The threat posed by the Islamist militant group Boko Haram has prompted the president of Nigeria Goodluck Jonathan to declare a state of emergency in some parts of the Muslim-dominated north of the country.

Boko Haram, which seeks to establish a strict shariah state in all of Nigeria, has killed hundreds of people as part of a savage wave of attacks designed to destabilize the government.

On brazen Christmas Day attacks, the group killed dozens of people, including Christians attending church services.

Initially, Boko Haram targeted police, state security forces and politicians; however, they have recently expanded their violence upon the civilian population.
Jonathan's order will be enforced in the Yobe and Borno states in the north-east, Plateau state in central Nigeria and Niger state in the east.

He has also ordered some parts of the country's borders sealed off until further notice.

The president, a Christian, has vowed to “crush” Boko Haram.

The temporary closure of our borders in the affected areas is only an interim measure designed to address the current security challenges, he said in a television broadcast to the nation.

Jonathan has asked his chief of defense to form a special counter-terrorism force to quell the violence.

Jonathan had earlier described Boko Haram as “cancerous.”

Nigeria being the body, they want to kill it, Jonathan reportedly said. But nobody will allow them to do that. We will crush the terrorists. If there are institutions... which are harboring terrorists, we will deal with them.

Boko Haram's ceaseless violence has prompted tens of thousands of people to flee Maiduguri in Borno State, as well as other regions.

The crisis has assumed a terrorist dimension, Jonathan said. I therefore urge the political leadership [in northern local governments] to give maximum cooperation to ensure that the situation is brought under control.

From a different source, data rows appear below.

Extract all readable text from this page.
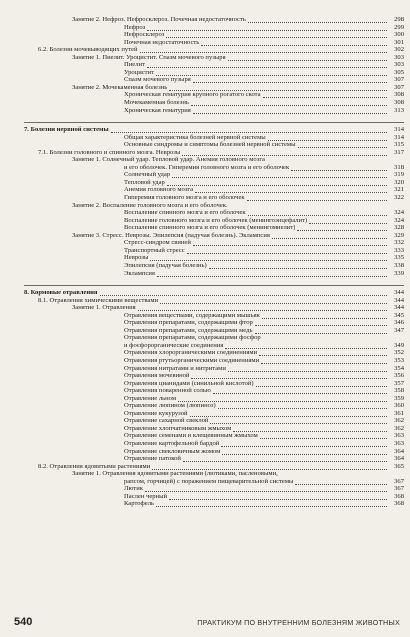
Занятие 2. Нефроз. Нефросклероз. Почечная недостаточность	298
Нефроз	299
Нефросклероз	300
Почечная недостаточность	301
6.2. Болезни мочевыводящих путей	302
Занятие 1. Пиелит. Уроцистит. Спазм мочевого пузыря	303
Пиелит	303
Уроцистит	305
Спазм мочевого пузыря	307
Занятие 2. Мочекаменная болезнь	307
Хроническая гематурия крупного рогатого скота	308
Мочекаменная болезнь	308
Хроническая гематурия	313
7. Болезни нервной системы	314
Общая характеристика болезней нервной системы	314
Основные синдромы и симптомы болезней нервной системы	315
7.1. Болезни головного и спинного мозга. Неврозы	317
Занятие 1. Солнечный удар. Тепловой удар. Анемия головного мозга
и его оболочек. Гиперемия головного мозга и его оболочек	318
Солнечный удар	319
Тепловой удар	320
Анемия головного мозга	321
Гиперемия головного мозга и его оболочек	322
Занятие 2. Воспаление головного мозга и его оболочек.
Воспаление спинного мозга и его оболочек	324
Воспаление головного мозга и его оболочек (менингоэнцефалит)	324
Воспаление спинного мозга и его оболочек (менингомиелит)	328
Занятие 3. Стресс. Неврозы. Эпилепсия (падучая болезнь). Эклампсия	329
Стресс-синдром свиней	332
Транспортный стресс	333
Неврозы	335
Эпилепсия (падучая болезнь)	338
Эклампсия	339
8. Кормовые отравления	344
8.1. Отравления химическими веществами	344
Занятие 1. Отравления	344
Отравления веществами, содержащими мышьяк	345
Отравления препаратами, содержащими фтор	346
Отравления препаратами, содержащими медь	347
Отравления препаратами, содержащими фосфор
и фосфорорганические соединения	349
Отравления хлорорганическими соединениями	352
Отравления ртутьорганическими соединениями	353
Отравления нитратами и нитритами	354
Отравления мочевиной	356
Отравления цианидами (синильной кислотой)	357
Отравления поваренной солью	358
Отравление льном	359
Отравление люпином (люпиноз)	360
Отравление кукурузой	361
Отравление сахарной свеклой	362
Отравление хлопчатниковым жмыхом	362
Отравление семенами и клещевинным жмыхом	363
Отравление картофельной бардой	363
Отравление свекловичным жомом	364
Отравление патокой	364
8.2. Отравления ядовитыми растениями	365
Занятие 1. Отравления ядовитыми растениями (лютиками, пасленовыми,
рапсом, горчицей) с поражением пищеварительной системы	367
Лютик	367
Паслен черный	368
Картофель	368
540	ПРАКТИКУМ ПО ВНУТРЕННИМ БОЛЕЗНЯМ ЖИВОТНЫХ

BBC reported that Nigeria's neighbors, Chad and Cameroon, are so concerned about the spiraling violence in Nigeria that they are seeking ways to prevent the mass killings from spilling across the borders.
Meanwhile, fears are growing that Nigeria may sink into a deadly sectarian civil war. Christian leaders have vowed they will defend themselves from further attacks if the military cannot sufficiently protect them.

Nigeria, the most populous nation in Africa and largest oil producer, has long been wracked by tribal conflicts as well as religious clashes between the Muslim north and the Christian-dominated south.

However, it is unclear who forms the leadership of Boko Haram, a group that seems to be based on the Taliban. The group's name means “Western education is sinful.”